In a discussion about the term immortal I recently wrote :
     
I could agree with calling a cell culture immortal, but there is some
hybris in the word. Isn't it a bit exaggerated? How could we prove it? Things 
that cannot be proven or disproven are outside the realm of science. The term,
therefore, is unscientific.

and Oliver Bogler responded:
 
> > Immortal in the normal sense means to live forever, and I agree with you
> > this is an unscientific term. However there is a scientific definition of
> > the immortal - which I thought we were all using. In the scientific term a
> > cell is termed immortal if it generates a lineage of descendants that do
> > not undergo senescence at the time when sister cell clones do. We tend to
> > be a little sloppy, if you will, in that we call cells immortal - of
> > course as individual cells they never are, because they need to keep
> > dividing to be termed immortal. As soon as they divide they are gone. What
> > is immortal is in fact the clone which they give rise to. 
> > 
    Since bacteria, for example have
> > lived for millions of years, you could say that they are immortal - all
> > the bacteria alive today are related - they all eventually come from the
> > first bacterial cell division - they are immortal.
> > 
 
I then responded (I now slightly changed the text):   

*I am very glad that we do agree on one thing: the term immortal, in whatever 
*context we want to use it (either referring to cells or individuals, or to
*cell lines) is unscientific. Cell biologist should try to avoid unscienti-
*fic terms.
 
*You call bacteria immortal, yet we know that they live for a few days only. It
*is beyond me how we could use one term for two different levels. Level one is 
*that of the individual (cell or multicellular organism), the other the level
*of the cell line, which is actually the population level.  
      
    
*As far as I can see it there is a form of circular argument in the terminology
*of people working with cell cultures. They established the very interesting 
*fact that cells undergo a limited number of divisions, then stop dividing 
*unless treated with carcinogenic agents. As cells from older individuals
*showed a lower number of divisions the hypothesis was put forward that a 
*limited number of cell divisions is a main cause of ageing and death. I think
*this is a very plausible thought, but as far as I know there is still quite a 
*debate whether this is true. A cell line then is called senescent when
*it does not show division any more, and immortalized when it goes on dividing.

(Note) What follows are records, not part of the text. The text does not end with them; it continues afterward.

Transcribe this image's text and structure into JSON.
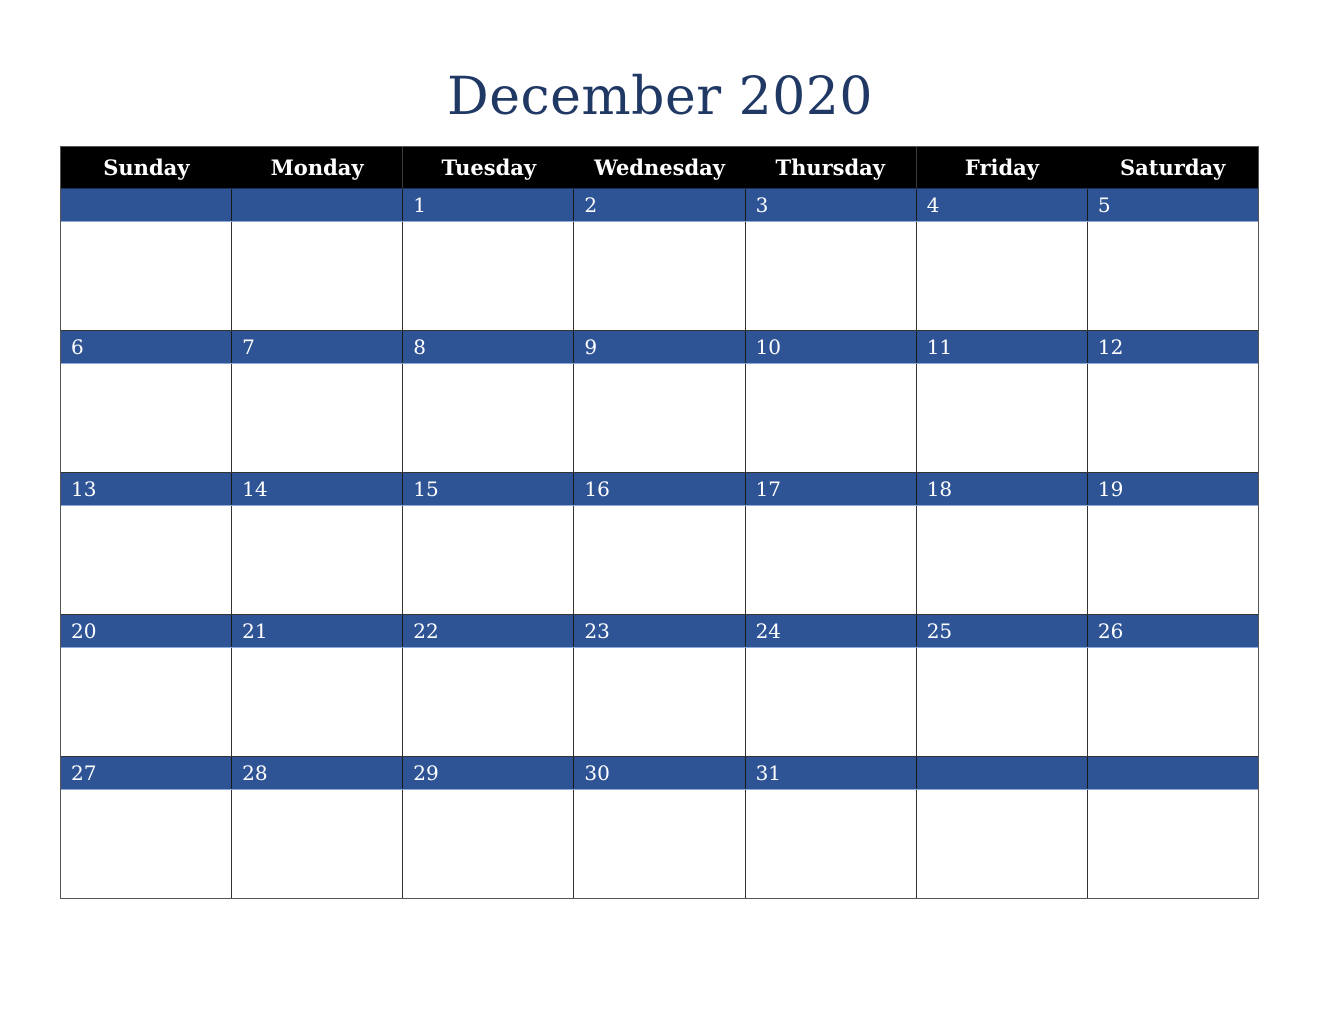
{
  "title": "December 2020",
  "colors": {
    "title": "#1F3864",
    "header_bg": "#000000",
    "header_text": "#FFFFFF",
    "date_band": "#2F5496",
    "date_text": "#FFFFFF"
  },
  "weekdays": [
    "Sunday",
    "Monday",
    "Tuesday",
    "Wednesday",
    "Thursday",
    "Friday",
    "Saturday"
  ],
  "weeks": [
    [
      "",
      "",
      "1",
      "2",
      "3",
      "4",
      "5"
    ],
    [
      "6",
      "7",
      "8",
      "9",
      "10",
      "11",
      "12"
    ],
    [
      "13",
      "14",
      "15",
      "16",
      "17",
      "18",
      "19"
    ],
    [
      "20",
      "21",
      "22",
      "23",
      "24",
      "25",
      "26"
    ],
    [
      "27",
      "28",
      "29",
      "30",
      "31",
      "",
      ""
    ]
  ]
}
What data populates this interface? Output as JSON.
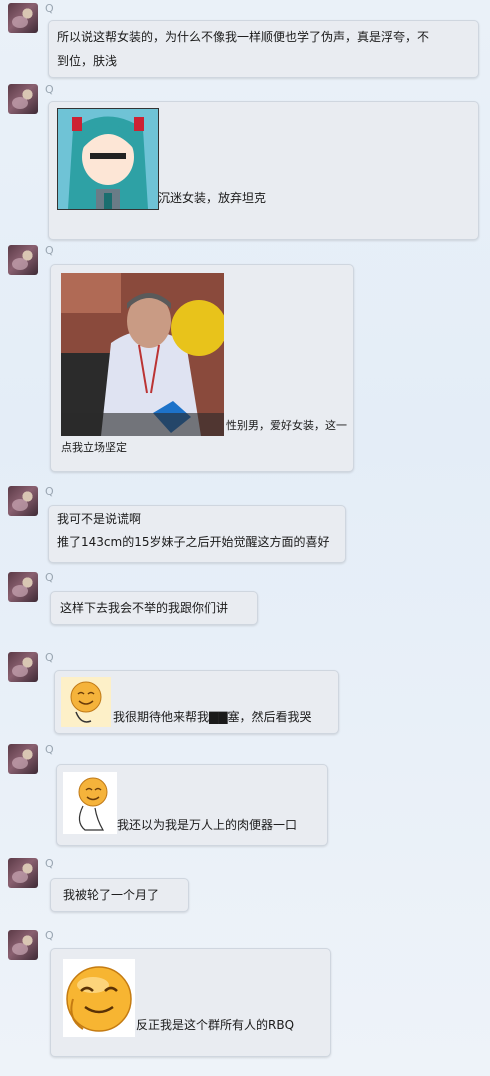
{
  "messages": [
    {
      "sender": "Q",
      "lines": [
        "所以说这帮女装的，为什么不像我一样顺便也学了伪声，真是浮夸，不",
        "到位，肤浅"
      ]
    },
    {
      "sender": "Q",
      "image": "miku-sticker",
      "caption": "沉迷女装，放弃坦克"
    },
    {
      "sender": "Q",
      "image": "man-photo",
      "caption_lines": [
        "性别男，爱好女装，这一",
        "点我立场坚定"
      ]
    },
    {
      "sender": "Q",
      "lines": [
        "我可不是说谎啊",
        "推了143cm的15岁妹子之后开始觉醒这方面的喜好"
      ]
    },
    {
      "sender": "Q",
      "text": "这样下去我会不举的我跟你们讲"
    },
    {
      "sender": "Q",
      "image": "smiley-emoji",
      "caption": "我很期待他来帮我▇▇塞，然后看我哭"
    },
    {
      "sender": "Q",
      "image": "smiley-emoji",
      "caption": "我还以为我是万人上的肉便器一口"
    },
    {
      "sender": "Q",
      "text": "我被轮了一个月了"
    },
    {
      "sender": "Q",
      "image": "smiley-emoji",
      "caption": "反正我是这个群所有人的RBQ"
    }
  ]
}
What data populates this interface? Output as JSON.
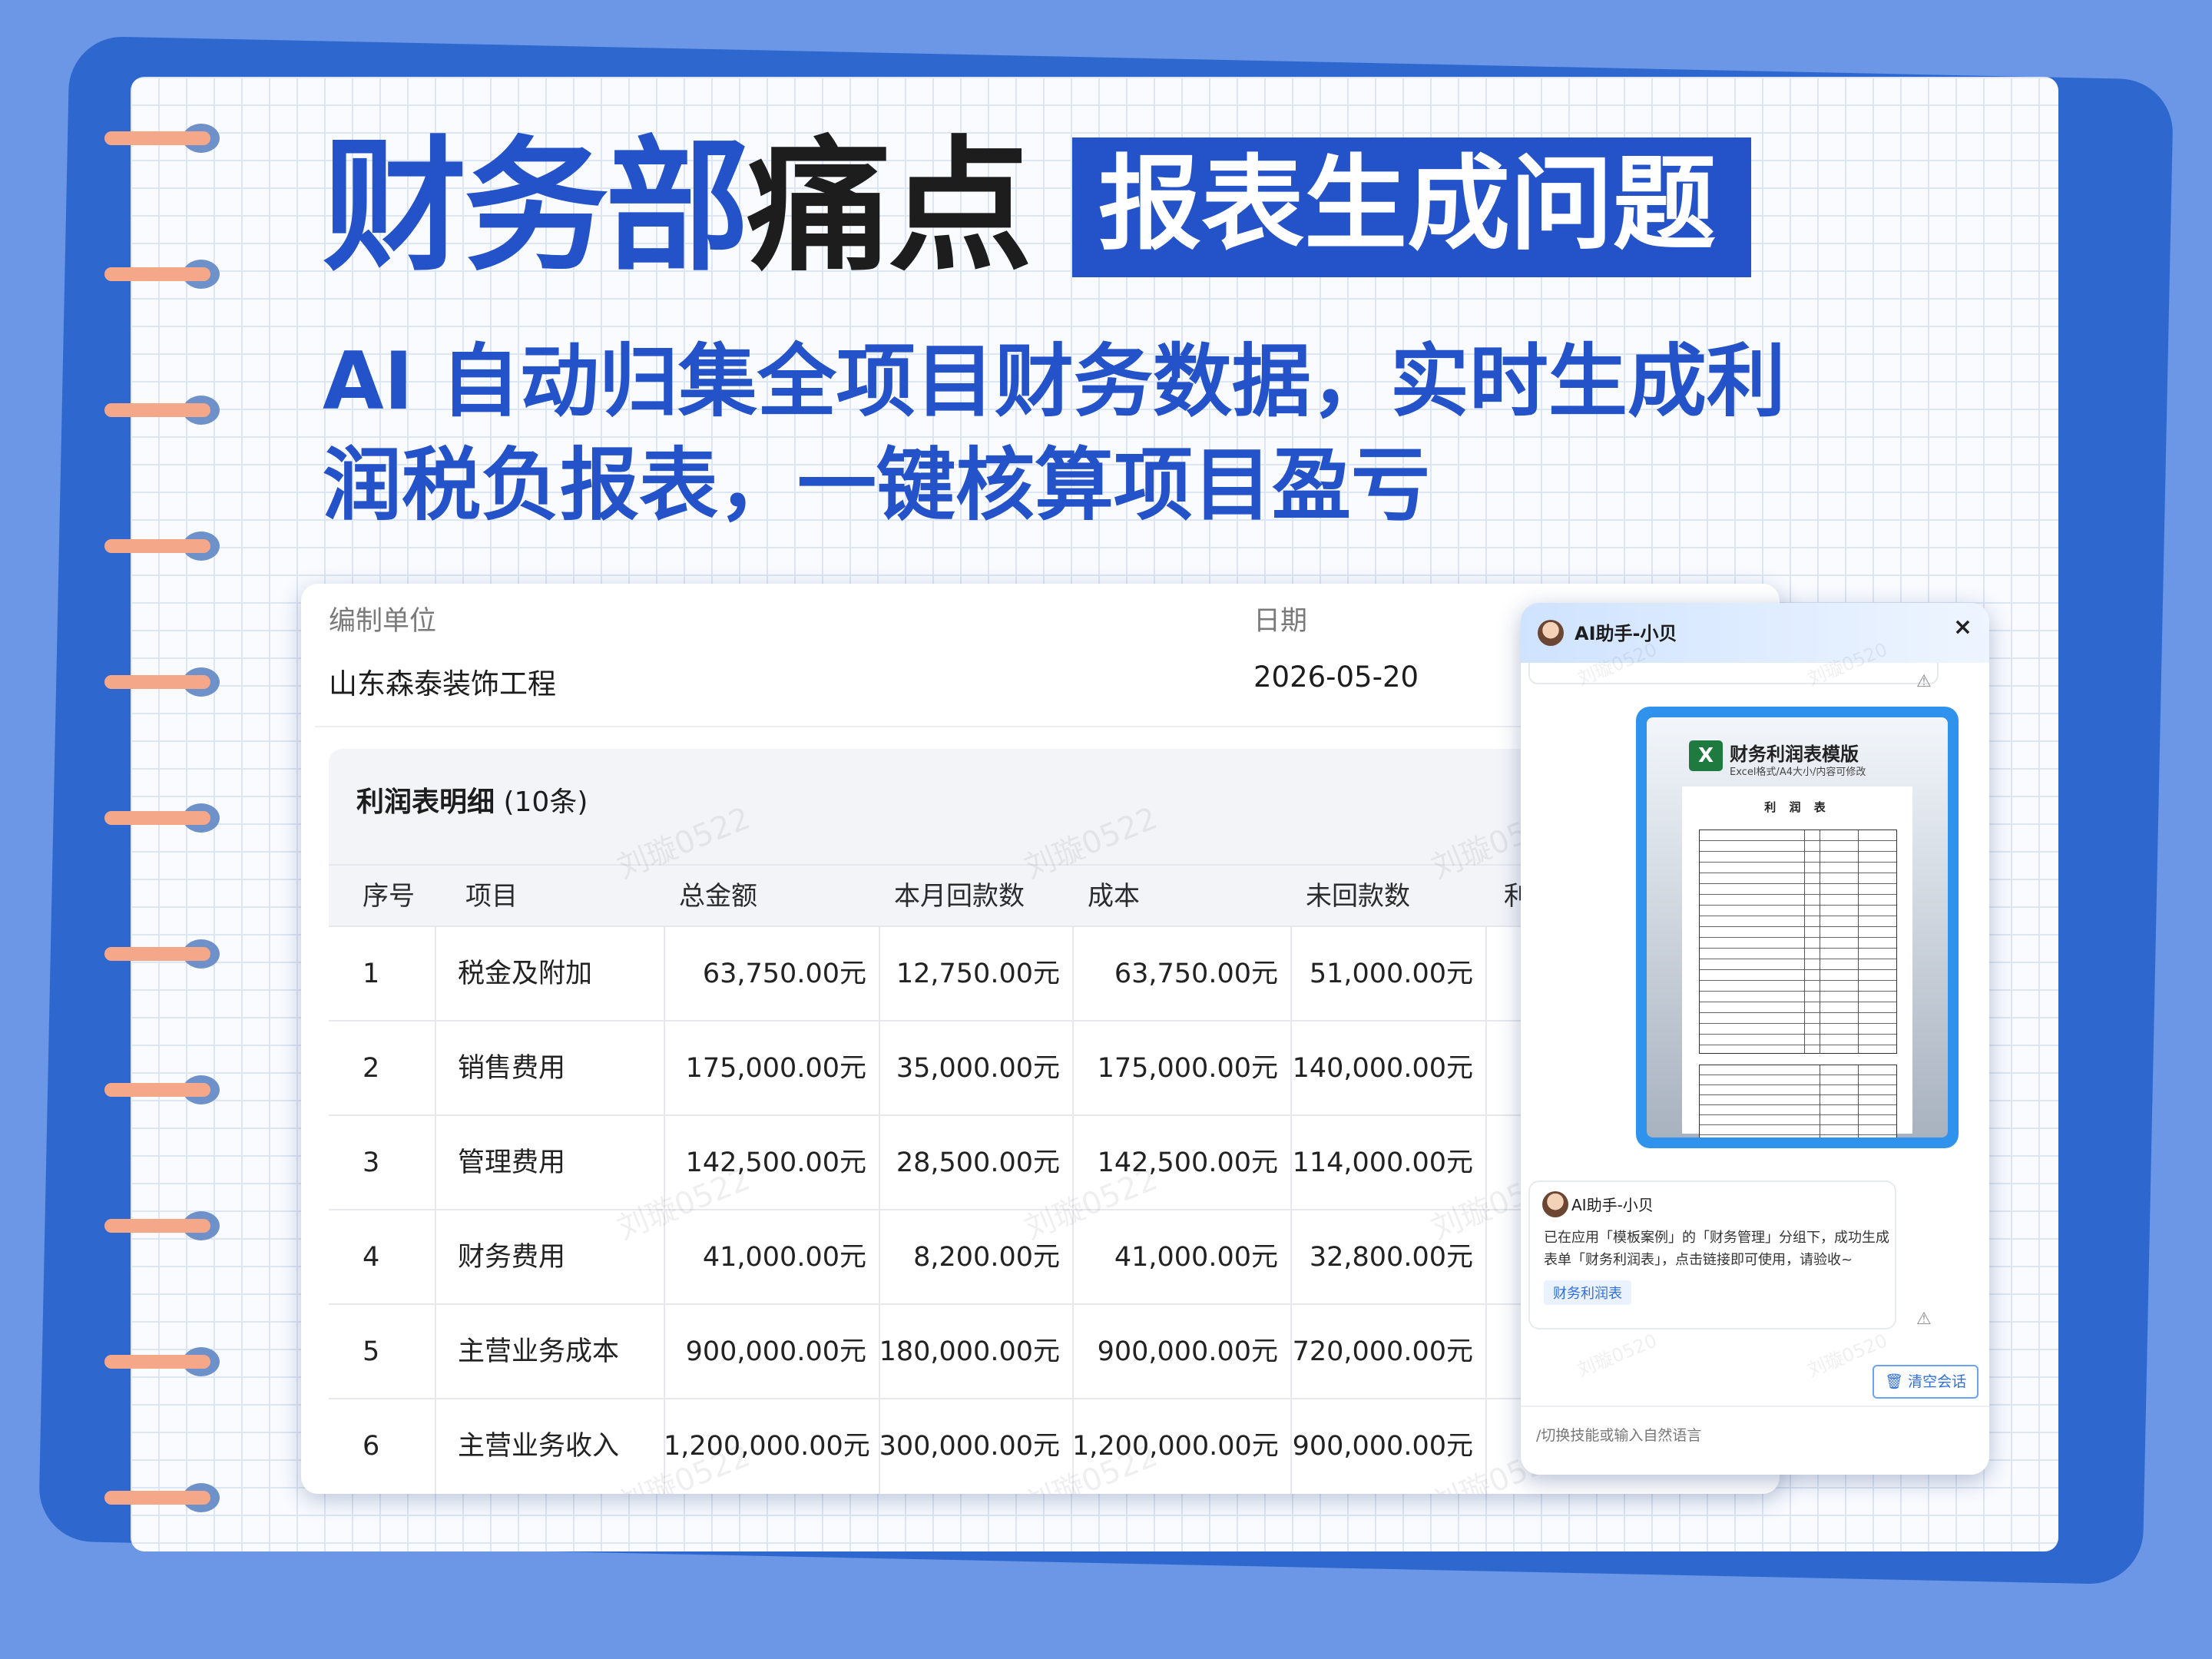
{
  "headline": {
    "part_blue": "财务部",
    "part_dark": "痛点",
    "tag": "报表生成问题"
  },
  "subtitle": {
    "line1": "AI 自动归集全项目财务数据，实时生成利",
    "line2": "润税负报表，一键核算项目盈亏"
  },
  "report": {
    "unit_label": "编制单位",
    "unit_value": "山东森泰装饰工程",
    "date_label": "日期",
    "date_value": "2026-05-20",
    "section_title": "利润表明细",
    "section_count": "(10条)",
    "columns": [
      "序号",
      "项目",
      "总金额",
      "本月回款数",
      "成本",
      "未回款数",
      "利"
    ],
    "rows": [
      {
        "no": "1",
        "item": "税金及附加",
        "total": "63,750.00元",
        "month_back": "12,750.00元",
        "cost": "63,750.00元",
        "unpaid": "51,000.00元"
      },
      {
        "no": "2",
        "item": "销售费用",
        "total": "175,000.00元",
        "month_back": "35,000.00元",
        "cost": "175,000.00元",
        "unpaid": "140,000.00元"
      },
      {
        "no": "3",
        "item": "管理费用",
        "total": "142,500.00元",
        "month_back": "28,500.00元",
        "cost": "142,500.00元",
        "unpaid": "114,000.00元"
      },
      {
        "no": "4",
        "item": "财务费用",
        "total": "41,000.00元",
        "month_back": "8,200.00元",
        "cost": "41,000.00元",
        "unpaid": "32,800.00元"
      },
      {
        "no": "5",
        "item": "主营业务成本",
        "total": "900,000.00元",
        "month_back": "180,000.00元",
        "cost": "900,000.00元",
        "unpaid": "720,000.00元"
      },
      {
        "no": "6",
        "item": "主营业务收入",
        "total": "1,200,000.00元",
        "month_back": "300,000.00元",
        "cost": "1,200,000.00元",
        "unpaid": "900,000.00元"
      }
    ],
    "watermark": "刘璇0522"
  },
  "assistant": {
    "title": "AI助手-小贝",
    "close": "×",
    "warn_icon": "⚠",
    "watermark": "刘璇0520",
    "doc": {
      "icon": "X",
      "title": "财务利润表模版",
      "subtitle": "Excel格式/A4大小/内容可修改",
      "sheet_title": "利 润 表"
    },
    "message": {
      "sender": "AI助手-小贝",
      "text": "已在应用「模板案例」的「财务管理」分组下，成功生成表单「财务利润表」，点击链接即可使用，请验收~",
      "link": "财务利润表"
    },
    "clear_button": "清空会话",
    "input_placeholder": "/切换技能或输入自然语言"
  },
  "colors": {
    "background": "#6b97e6",
    "brand_blue": "#2452c9",
    "ring": "#f5a889"
  }
}
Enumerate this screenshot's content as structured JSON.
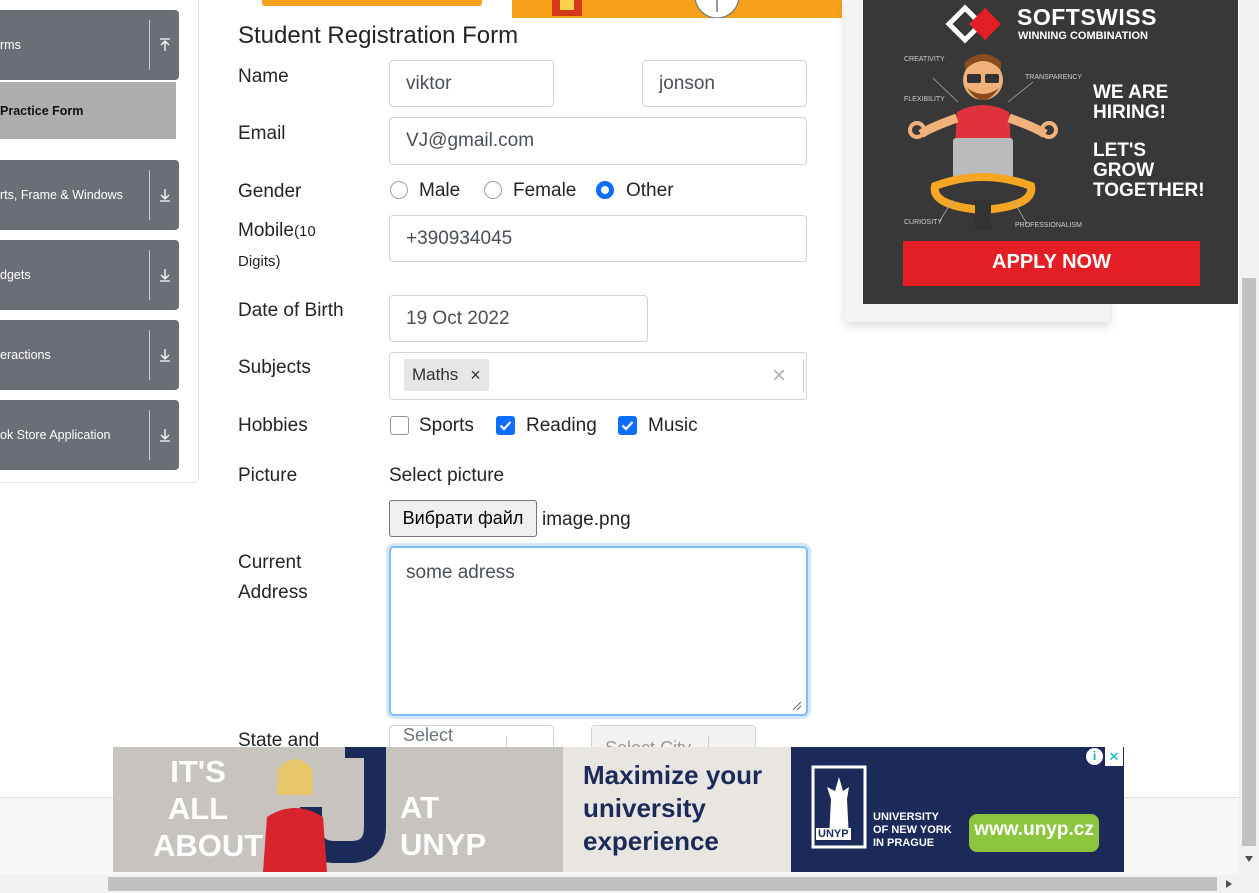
{
  "sidebar": {
    "groups": [
      {
        "label": "rms",
        "icon": "upload-arrow-icon"
      },
      {
        "label": "rts, Frame & Windows",
        "icon": "download-arrow-icon"
      },
      {
        "label": "dgets",
        "icon": "download-arrow-icon"
      },
      {
        "label": "eractions",
        "icon": "download-arrow-icon"
      },
      {
        "label": "ok Store Application",
        "icon": "download-arrow-icon"
      }
    ],
    "active_item": "Practice Form"
  },
  "form": {
    "title": "Student Registration Form",
    "name_label": "Name",
    "first_name": "viktor",
    "last_name": "jonson",
    "email_label": "Email",
    "email": "VJ@gmail.com",
    "gender_label": "Gender",
    "gender_options": [
      "Male",
      "Female",
      "Other"
    ],
    "gender_selected": "Other",
    "mobile_label": "Mobile",
    "mobile_hint": "(10",
    "mobile_hint2": "Digits)",
    "mobile": "+390934045",
    "dob_label": "Date of Birth",
    "dob": "19 Oct 2022",
    "subjects_label": "Subjects",
    "subject_chip": "Maths",
    "chip_remove": "×",
    "subjects_clear": "×",
    "hobbies_label": "Hobbies",
    "hobbies": [
      {
        "label": "Sports",
        "checked": false
      },
      {
        "label": "Reading",
        "checked": true
      },
      {
        "label": "Music",
        "checked": true
      }
    ],
    "picture_label": "Picture",
    "select_picture": "Select picture",
    "file_button": "Вибрати файл",
    "file_name": "image.png",
    "address_label_1": "Current",
    "address_label_2": "Address",
    "address": "some adress",
    "state_city_label": "State and",
    "state_placeholder": "Select",
    "city_placeholder": "Select City"
  },
  "right_ad": {
    "brand": "SOFTSWISS",
    "tagline": "WINNING COMBINATION",
    "hiring": [
      "WE ARE",
      "HIRING!"
    ],
    "together": [
      "LET'S",
      "GROW",
      "TOGETHER!"
    ],
    "traits": [
      "CREATIVITY",
      "TRANSPARENCY",
      "FLEXIBILITY",
      "CURIOSITY",
      "PROFESSIONALISM"
    ],
    "cta": "APPLY NOW"
  },
  "bottom_ad": {
    "left_text": [
      "IT'S",
      "ALL",
      "ABOUT"
    ],
    "at_text": [
      "AT",
      "UNYP"
    ],
    "headline": [
      "Maximize your",
      "university",
      "experience"
    ],
    "logo": "UNYP",
    "university": [
      "UNIVERSITY",
      "OF NEW YORK",
      "IN PRAGUE"
    ],
    "url": "www.unyp.cz",
    "info_icon": "i",
    "close_icon": "✕"
  },
  "colors": {
    "sidebar_group": "#6a6e75",
    "sidebar_active": "#adadad",
    "primary": "#0d6efd",
    "ad_red": "#e31e24",
    "ad_dark": "#383839",
    "unyp_navy": "#1c2a5a",
    "unyp_green": "#8cc63f"
  }
}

*Here probably is the fallacy of circular reasoning. Most biologists working 
*with individual organisms would call a cell senescent when it is in a stage 
*of differentiation in which the program leading to cell death is swithed on, 
*this is usually long after its last division.
 
*To call a cell line senescent when it does not divide any more, while the cells
*are staying alive looks as if the above hypothesis is taken for a fact. Also
*the term immortal can then be understood: a halt to cell division is regarded
*as death (related to the individual the cell line was taken from), and when the 
*cease-division is overcome it is regarded as life (even 'immortal' life).
      
*Would it not be better to use neutral terms for the stages in cell cultures 
*like a) dividing, b) quiescent, c) nondividing, and d) perpetually dividing, 
*or any other set of terms that just describes the facts.